The US Supreme Court on Wednesday granted a request by President Donald Trump’s administration to fully enforce a new rule that would curtail asylum applications by immigrants at the US-Mexico border, a key element of his hardline immigration policies.
The court said the rule, which requires most immigrants who want asylum to first seek safe haven in a third country through which they traveled on their way to the United States, could go into effect as litigation challenging its legality continues.
Among the nine judges on the court, liberal Justices Sonia Sotomayor and Ruth Bader Ginsburg dissented.
The court’s ruling handed a victory to Trump at a time when much of his immigration agenda had been struck down by lower courts. “BIG United States Supreme Court WIN for the Border on Asylum!” Trump said on Twitter.
The rule would bar almost all immigrants from applying for asylum at the southern border. It represents the latest effort by Trump’s administration to crack down on immigration.
The American Civil Liberties Union and others who challenged the administration’s policy in federal court said it violates US immigration law and accused the administration of failing to follow the correct legal process in issuing the rule, which was unveiled on July 15.

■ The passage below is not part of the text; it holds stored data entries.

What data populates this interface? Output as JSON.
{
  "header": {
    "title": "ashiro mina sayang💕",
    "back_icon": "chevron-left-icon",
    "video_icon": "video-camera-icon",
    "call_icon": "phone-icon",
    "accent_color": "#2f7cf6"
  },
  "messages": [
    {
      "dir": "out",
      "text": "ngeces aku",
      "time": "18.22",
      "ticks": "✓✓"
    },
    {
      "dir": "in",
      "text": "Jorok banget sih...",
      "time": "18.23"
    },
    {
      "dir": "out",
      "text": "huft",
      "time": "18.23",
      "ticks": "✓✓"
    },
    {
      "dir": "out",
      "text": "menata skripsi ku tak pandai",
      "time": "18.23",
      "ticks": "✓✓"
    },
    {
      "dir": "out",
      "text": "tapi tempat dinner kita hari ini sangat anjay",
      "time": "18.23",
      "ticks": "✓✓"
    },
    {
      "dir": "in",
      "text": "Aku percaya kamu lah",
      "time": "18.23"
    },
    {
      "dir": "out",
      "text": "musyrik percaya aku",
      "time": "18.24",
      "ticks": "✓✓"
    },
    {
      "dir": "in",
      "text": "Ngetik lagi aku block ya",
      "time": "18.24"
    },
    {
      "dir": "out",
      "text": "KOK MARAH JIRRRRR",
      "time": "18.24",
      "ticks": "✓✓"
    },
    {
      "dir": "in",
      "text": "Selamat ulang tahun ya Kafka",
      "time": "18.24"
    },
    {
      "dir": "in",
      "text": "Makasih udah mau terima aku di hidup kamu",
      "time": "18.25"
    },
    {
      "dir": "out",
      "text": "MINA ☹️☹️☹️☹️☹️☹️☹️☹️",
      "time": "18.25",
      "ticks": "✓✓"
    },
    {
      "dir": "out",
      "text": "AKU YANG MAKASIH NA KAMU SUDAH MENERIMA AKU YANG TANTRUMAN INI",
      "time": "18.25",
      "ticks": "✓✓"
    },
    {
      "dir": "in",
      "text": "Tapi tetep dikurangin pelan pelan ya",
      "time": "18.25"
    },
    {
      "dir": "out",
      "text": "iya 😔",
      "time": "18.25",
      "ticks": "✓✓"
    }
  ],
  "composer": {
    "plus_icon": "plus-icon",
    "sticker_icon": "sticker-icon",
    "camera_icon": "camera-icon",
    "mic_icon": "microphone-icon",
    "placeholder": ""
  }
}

US Supreme Court said it will allow the asylum restriction to remain in place until the underlying legality of the rule is determined at trial.
“This is just a temporary step, and we’re hopeful we’ll prevail at the end of the day,” ACLU attorney Lee Gelernt said. “The lives of thousands of families are at stake.”
The Republican president’s administration issued the rule in an attempt to reduce the surging number of asylum claims primarily by Central American migrants who have crossed the US-Mexico border in large numbers during his presidency. The rule would keep asylum protections for Mexican citizens.